Haiku Garden: Lorie Ann Grover

In legend and in literature, ravens get around.  They can be found on every continent and, since ancient times, have featured in cultural lore around the globe.  Most commonly they are symbolized in one of three ways: as a harbinger of death, a prankster, or a prophet.  While most of us are familiar with Edgar Allan Poe's depiction of the raven, William Shakespeare, Charles Dickens, Christopher Marlowe, and even J. R. R. Tolkien have also written about this sometimes-stately, sometimes-wily, sometimes-wise, but always-revered bird.

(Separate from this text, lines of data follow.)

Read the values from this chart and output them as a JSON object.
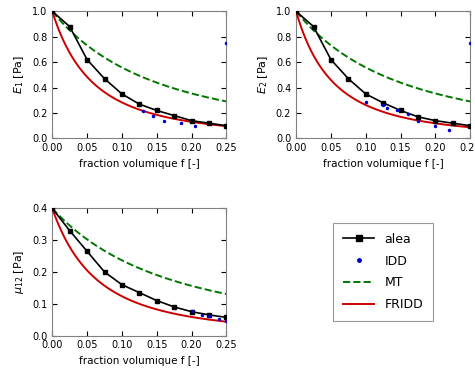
{
  "xlabel": "fraction volumique f [-]",
  "ylabel_E1": "$E_1$ [Pa]",
  "ylabel_E2": "$E_2$ [Pa]",
  "ylabel_mu12": "$\\mu_{12}$ [Pa]",
  "xlim": [
    0,
    0.25
  ],
  "ylim_E": [
    0,
    1.0
  ],
  "ylim_mu": [
    0,
    0.4
  ],
  "xticks": [
    0,
    0.05,
    0.1,
    0.15,
    0.2,
    0.25
  ],
  "colors": {
    "alea": "#000000",
    "IDD": "#0000cc",
    "MT": "#007700",
    "FRIDD": "#cc0000"
  },
  "bg_color": "#ffffff",
  "f_alea": [
    0.0,
    0.025,
    0.05,
    0.075,
    0.1,
    0.125,
    0.15,
    0.175,
    0.2,
    0.225,
    0.25
  ],
  "E1_alea": [
    1.0,
    0.88,
    0.62,
    0.47,
    0.35,
    0.27,
    0.22,
    0.18,
    0.14,
    0.12,
    0.1
  ],
  "E1_FRIDD_f": [
    0.0,
    0.25
  ],
  "E1_MT_f": [
    0.0,
    0.25
  ],
  "E2_alea": [
    1.0,
    0.88,
    0.62,
    0.47,
    0.35,
    0.28,
    0.22,
    0.17,
    0.14,
    0.12,
    0.1
  ],
  "mu12_alea": [
    0.4,
    0.33,
    0.265,
    0.2,
    0.16,
    0.135,
    0.11,
    0.09,
    0.075,
    0.065,
    0.057
  ],
  "E1_IDD_f": [
    0.125,
    0.14,
    0.155,
    0.17,
    0.185,
    0.2,
    0.225,
    0.25
  ],
  "E1_IDD_v": [
    0.26,
    0.21,
    0.175,
    0.155,
    0.13,
    0.115,
    0.08,
    0.75
  ],
  "E2_IDD_f": [
    0.1,
    0.12,
    0.13,
    0.145,
    0.16,
    0.175,
    0.2,
    0.22,
    0.25
  ],
  "E2_IDD_v": [
    0.3,
    0.28,
    0.25,
    0.22,
    0.19,
    0.15,
    0.12,
    0.08,
    0.75
  ],
  "mu12_IDD_f": [
    0.2,
    0.22,
    0.225,
    0.245,
    0.25
  ],
  "mu12_IDD_v": [
    0.077,
    0.065,
    0.06,
    0.05,
    0.048
  ]
}
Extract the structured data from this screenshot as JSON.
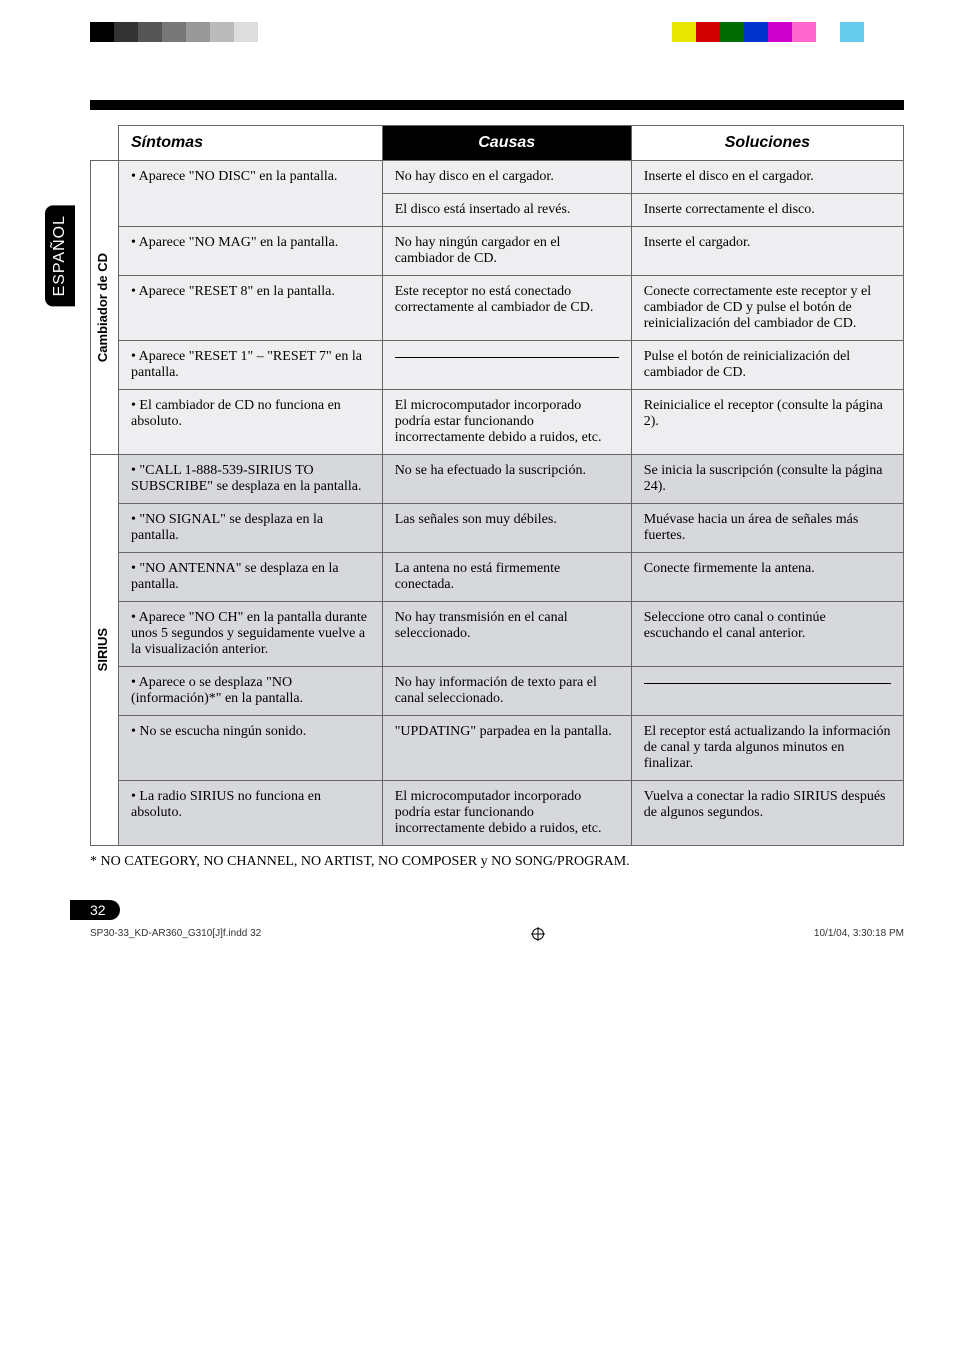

Add Lorie Ann Grover to the list.  In choosing her subject matter, today's special guest to the Haiku Garden is in excellent literary company.  Lorie Ann tells us, "This was a gorgeous raven I happened upon in Ketchikan.  There is no doubt when you finally see a raven that it is not a crow.  He was huge!"  She's right, of course.  When I did a bit of research, I discovered ravens can be over two feet with a wing span of nearly five feet!  They are also highly intelligent birds, as Lorie Ann discovered when she exchanged more than a mere glance with this one.


We pause to peer with
round eyes into each other
before we pass by.

© 2013 Lorie Ann Grover.  All rights reserved.

I so admire Lorie Ann's talent for shedding new light on what might otherwise appear commonplace, and for encouraging readers to think about things more deeply, or from a different angle or perspective.  Please visit her blog, On Point: writing through life, to read more of her thought-provoking haiku and to discover her other talents as an author/illustrator.  Lorie Ann is also the co-founder of the award-winning readergirlz, a literacy and social media project for teens, and of readertotz, raising the profile of board books for the youngest readers.

Thank you for providing us with today's little ditty, Lorie Ann!  It's a pleasure having you here.  


  1. Thank you so much, Michelle! You are very kind to share my words with such gracious words of your own. xox

  2. This is a wonderful haiku, Lorie Ann! Thanks for sharing with us, Michelle!